Ho indossato per l’ultima volta la mia uniforme?
Ultima uscita dei passaggi?
Forte Gisella. Qui ho fatto la prima uscita della mia vita, con i Lupetti tanti anni fa a giocare e poi dormire fuori per la prima volta lì vicino, qui finisce, come un cerchio che si chiude.
Mezzora per indossarla, questa uniforme, nel silenzio. Lacrime che spingono contro una barriera di sorriso. Ci sono i miei lupi là , e loro devono essere allegri.
Indossare la camicia che sono fiero di portare, arrotolarne le maniche, tre giri? Quattro? Sono sempre stato indeciso, in realtà dipende dal mio umore ma nessuno lo sa. Indossare quel fazzolettone blu con cui ho passato tanti momenti stupendi e meno.
Paura.
Ed in tasca il mio fazzolettone, quello blu e bordeaux, quello su cui ho promesso tanti anni fa. Per stringerlo ogni tanto, per sentire che ho promesso, per sentire che ancora sono, nonostante tutto sono.

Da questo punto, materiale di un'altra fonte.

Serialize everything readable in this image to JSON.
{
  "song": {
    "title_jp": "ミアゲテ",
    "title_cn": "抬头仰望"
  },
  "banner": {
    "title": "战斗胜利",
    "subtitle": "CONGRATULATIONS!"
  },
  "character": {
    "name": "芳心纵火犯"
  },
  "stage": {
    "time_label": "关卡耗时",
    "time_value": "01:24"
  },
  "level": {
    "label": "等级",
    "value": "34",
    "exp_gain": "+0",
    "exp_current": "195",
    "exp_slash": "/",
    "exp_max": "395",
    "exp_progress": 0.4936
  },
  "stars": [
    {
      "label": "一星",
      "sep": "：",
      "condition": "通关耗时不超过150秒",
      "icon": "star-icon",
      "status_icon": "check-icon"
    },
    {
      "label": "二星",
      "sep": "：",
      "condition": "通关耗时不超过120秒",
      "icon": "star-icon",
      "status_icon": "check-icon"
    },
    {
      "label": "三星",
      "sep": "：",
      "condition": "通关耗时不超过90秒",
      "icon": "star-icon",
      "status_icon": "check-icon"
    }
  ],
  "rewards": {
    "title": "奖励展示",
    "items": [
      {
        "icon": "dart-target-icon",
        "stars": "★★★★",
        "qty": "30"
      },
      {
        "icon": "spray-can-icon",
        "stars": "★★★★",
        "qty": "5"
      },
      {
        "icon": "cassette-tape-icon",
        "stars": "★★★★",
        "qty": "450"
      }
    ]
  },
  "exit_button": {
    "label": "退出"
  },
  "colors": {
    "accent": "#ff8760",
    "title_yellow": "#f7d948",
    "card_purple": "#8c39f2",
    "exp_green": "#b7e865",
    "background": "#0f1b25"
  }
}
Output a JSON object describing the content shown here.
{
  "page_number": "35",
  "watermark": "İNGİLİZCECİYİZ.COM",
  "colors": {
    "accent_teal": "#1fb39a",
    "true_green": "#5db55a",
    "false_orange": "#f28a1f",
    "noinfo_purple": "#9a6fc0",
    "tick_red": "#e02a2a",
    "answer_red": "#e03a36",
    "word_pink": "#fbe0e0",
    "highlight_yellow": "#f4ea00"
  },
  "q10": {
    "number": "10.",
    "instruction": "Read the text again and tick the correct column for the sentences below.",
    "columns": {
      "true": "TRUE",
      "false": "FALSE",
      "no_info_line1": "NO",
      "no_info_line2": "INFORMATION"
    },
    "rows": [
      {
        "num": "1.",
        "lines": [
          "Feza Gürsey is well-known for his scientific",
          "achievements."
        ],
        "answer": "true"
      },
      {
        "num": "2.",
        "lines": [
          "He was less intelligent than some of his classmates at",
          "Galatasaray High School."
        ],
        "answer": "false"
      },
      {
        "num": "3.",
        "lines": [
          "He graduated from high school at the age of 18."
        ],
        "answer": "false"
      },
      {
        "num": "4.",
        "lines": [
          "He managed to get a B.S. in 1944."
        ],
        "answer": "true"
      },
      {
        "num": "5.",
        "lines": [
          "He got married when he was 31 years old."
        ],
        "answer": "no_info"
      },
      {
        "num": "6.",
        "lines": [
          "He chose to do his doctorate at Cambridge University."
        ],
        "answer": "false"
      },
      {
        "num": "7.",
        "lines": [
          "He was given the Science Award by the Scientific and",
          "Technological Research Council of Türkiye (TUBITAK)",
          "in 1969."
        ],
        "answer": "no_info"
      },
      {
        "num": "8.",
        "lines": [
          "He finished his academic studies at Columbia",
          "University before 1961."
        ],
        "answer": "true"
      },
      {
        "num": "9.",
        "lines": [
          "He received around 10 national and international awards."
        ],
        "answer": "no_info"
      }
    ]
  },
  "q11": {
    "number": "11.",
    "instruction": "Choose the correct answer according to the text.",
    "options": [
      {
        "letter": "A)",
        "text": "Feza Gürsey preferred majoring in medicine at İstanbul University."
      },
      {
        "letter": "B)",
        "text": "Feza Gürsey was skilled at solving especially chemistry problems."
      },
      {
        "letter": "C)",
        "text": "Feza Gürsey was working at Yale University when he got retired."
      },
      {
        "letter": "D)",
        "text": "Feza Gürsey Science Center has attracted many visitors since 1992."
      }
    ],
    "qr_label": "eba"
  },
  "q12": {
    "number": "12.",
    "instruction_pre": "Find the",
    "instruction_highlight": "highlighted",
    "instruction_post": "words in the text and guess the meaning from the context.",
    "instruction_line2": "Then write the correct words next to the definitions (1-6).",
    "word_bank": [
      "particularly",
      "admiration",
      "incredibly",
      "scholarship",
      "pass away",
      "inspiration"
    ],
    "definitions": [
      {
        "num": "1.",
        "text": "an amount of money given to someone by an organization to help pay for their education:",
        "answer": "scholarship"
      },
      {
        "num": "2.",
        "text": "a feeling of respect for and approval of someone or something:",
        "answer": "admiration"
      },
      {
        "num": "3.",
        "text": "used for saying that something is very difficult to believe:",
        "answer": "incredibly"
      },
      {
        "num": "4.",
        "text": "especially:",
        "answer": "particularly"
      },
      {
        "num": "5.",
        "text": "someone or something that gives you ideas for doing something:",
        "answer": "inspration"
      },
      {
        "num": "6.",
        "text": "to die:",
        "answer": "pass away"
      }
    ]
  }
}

E giocare e correre, e abbracciare i miei piccoli, e quelli che erano i miei ragazzi in reparto, abbracciare la piccola Betty, Giulia, la piccola e la grande, Lorenzo che mi guarda e mi chiede “ma verrai a trovarci qualche volta?” , qualche genitore che dice “ma sei sicuro?”, ed io “no, non sono affatto sicuro, ma è quello che è giusto ora, poi si vedrà ”, sentirne l’abbraccio forte fisico e non, sentire famiglia, famiglia, affetto. Sentire Betty e Giorgia ed altri che vogliono ancora una volta essere abbracciati, portati in braccio, fatti girare e cappottare, e i ragazzi più grandi a cercare la sfida come sempre. Andrea timido che non sa neppure se rivolgermi la parola ma sorridente quando gli salto addosso nel prato.
Non è stato come quando di soppiatto io e Francesca scappammo dopo aver fatto una rivoluzione da questi colori che ora stringo forte nel pugno. Rivoluzione che rifarei altre cento, mille volte.
Francesca.
Ho pensato a te in quelle ore.
Ho pianto silenziosamente duranlte la messa. Nessuno se ne è accorto perché come tu sai so piangere senza lacrime, e c’era la tua mano a stringermi. Nella destra la tua, nella sinistra la mia promessa.
Immerso nei pensieri, due pensieri, forti.
E i canti quei canti che fin da piccolo mi hanno emozionato tanto da legarmi ad un mondo.
E i lupi che non sono più i “miei” lupi, come frecce lanciate prendano la loro strada guidati ancora un po’ dalle mani di altri e poi pian piano solo da se stessi.
Il forte che si svuota lentamente, Chiara. Chiara che ho sempre visto tra l’ostile e il severo e non so neppure il perché, col suo bimbo legato al corpo a fermarsi qualche istante a parlare con me.
Ho fatto la cosa giusta? Ho una casa da portare avanti, ho dei sogni da portare avanti, ho una parte di me da rimettere in sesto. Progetto del capo? L’ultimo vero l’ho fatto nel 2003 prima della rivoluzione e forse ne ho raggiunto oggi gli obiettivi. Non sarebbe ora di farne un altro di vero?
Penso allo sguardo di Chiara che mi ha colpito, allo sguardo dei lupi, ai ringraziamenti dei genitori. Davvero mi serviva questo per capire che la mia strada è quella? L’abbraccio di Daniela timido e indeciso ma sincero?
Ma non è ora il tempo, devo ricostruire una parte di me che è lì ma è crollata da tempo, devo ricostruire una parte di me che serve anche in questo servizio e che ho tralasciato troppo, ho lasciato andare troppo.
Corro, scappo sul lago (in ritardo come sempre) per lasciarmi scivolare sessanta metri sott’acqua, “al diamante” sotto Torri del Benaco, senza il tempo di salutare Embolo il protettore dei sub e fermandosi solo un istante a salutare la madonna del presepe e dirle ancora quel che le dico ogni volta, chissà che un giorno mi ascolti.